Als ich in die Klinik kam, konnte ich auch mit Schlafmittel nicht schlafen. Ich hatte grosse Angst, dass dieser Zustand lange dauern und ich dann später auch das Ausschleichen aus den Schlafmitteln nicht schaffen würde. Dies ist mir jedoch dann erstaunlich gut gelungen.

Sie waren im Haus ViaNova untergebracht, das gewisse Zusatzleistungen und ein Plus an Behaglichkeit für privat und halbprivat Versicherte bietet. Inwiefern hatte dies Einfluss auf Ihre Behandlung und Ihr Befinden?
Im ViaNova hatten die Patienten mehr Anspruch auf regelmässige psychologische Betreuung. Auch das Pflegepersonal war sehr nett und hatte bei Anliegen immer Zeit für mich. Das Essen war ausgezeichnet und der Koch hat auch individuelle Wünsche berücksichtigt. Die Auswahl an Menüs war grösser als auf der allgemeinen Abteilung. Bei sehr feinem Essen geht es auch der Seele besser. Die sehr schöne Umgebung sowie der Pool haben natürlich auch zur Entspannung beigetragen. Es wurden in der Abteilung jeweils höchstens 14 Personen betreut. Dies hat eine familiäre Stimmung gebracht. Am Abend wurde oft zusammengesessen und manchmal Karten gespielt.

Welche spezifischen Therapiebausteine waren und sind in Ihren Augen besonders wirksam?
iese Bewegungs- und Entspannungstherapien tragen stark zur Genesung bei. Am Anfang hatte ich grosse Mühe, 20 Minuten still zu sitzen und mich auf meinen eigenen Körper zu konzentrieren. Gegen Ende des Klinikaufenthaltes bin ich bei der Entspannungstherapie jeweils kurz eingenickt.

Auch die Einzeltherapien bei der Psychologin waren sicher sehr wichtig. Mir haben aber auch die Kreativtherapien sehr viel gebracht, trotz anfänglicher Angst. Und ich habe es sehr geschätzt, dass ich auch allein Touren unternehmen konnte und zwischendurch persönliche Freiheiten hatte.

Gibt es zentrale Dinge, die Sie im Verlauf der Behandlung über sich und Ihre Krankheit gelernt haben?

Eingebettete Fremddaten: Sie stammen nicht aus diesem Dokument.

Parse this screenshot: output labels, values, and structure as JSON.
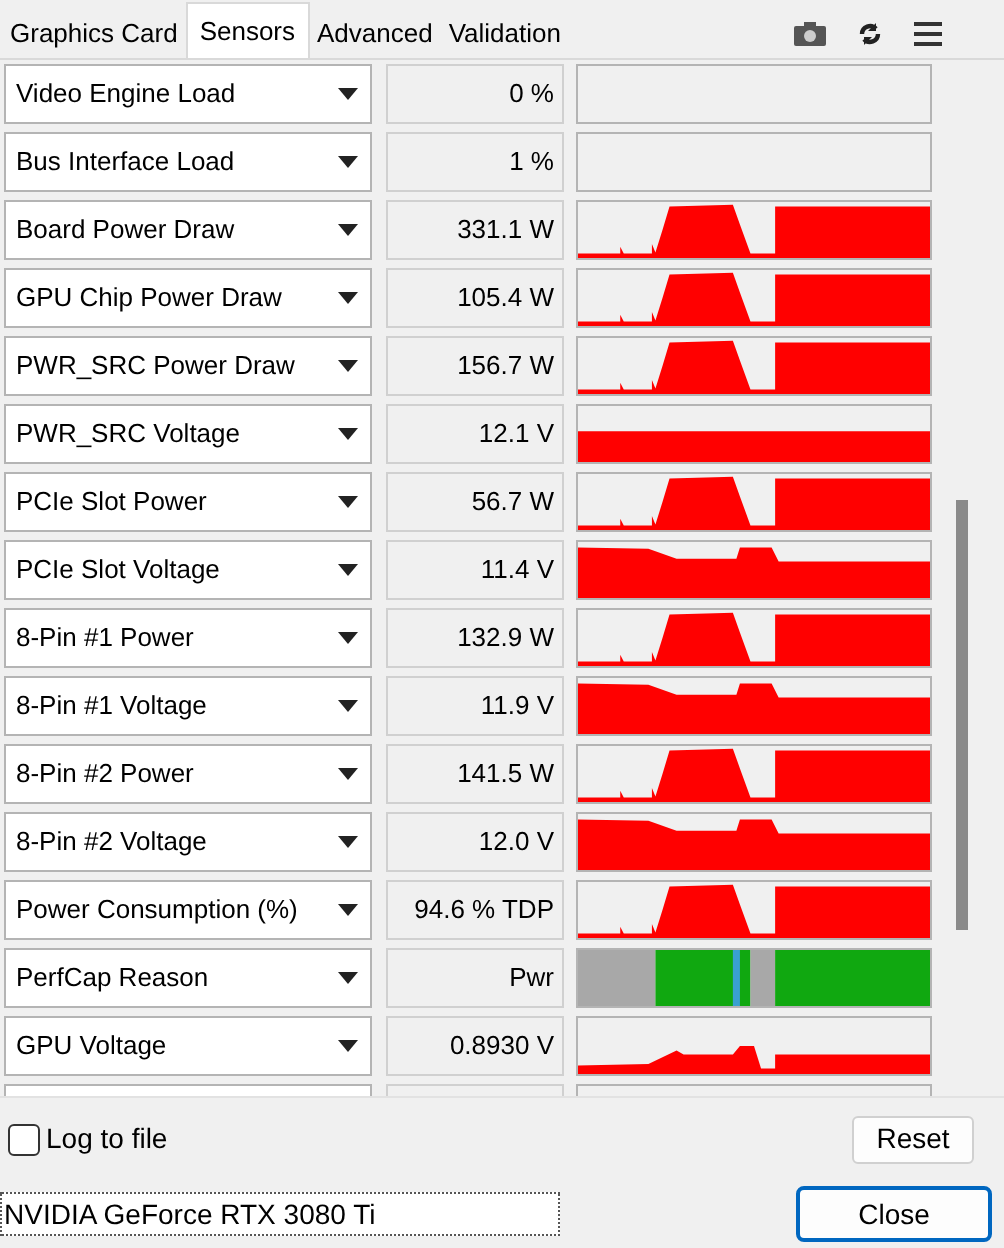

Ich habe mich näher mit dem Thema Resilienz befasst, insbesondere mit dem Teil Akzeptanz und Abgrenzung. Dies wird mir insbesondere bezüglich meiner bevorstehenden Scheidung, aber auch im Beruf weiterhelfen. Ich werde meine Termine im Geschäft sicher anders legen als vorher und mir mehr Pausen gönnen. Ich habe gelernt, dass nur, wenn ich mich abgrenzen kann, die Hingabe nicht zur Selbstaufgabe führt.

Mit welchen Gedanken blicken Sie in Ihre persönliche Zukunft?
Ich bin zuversichtlich, dass ich die beruflichen und privaten Hürden, die noch auf mich zukommen, meistern werde.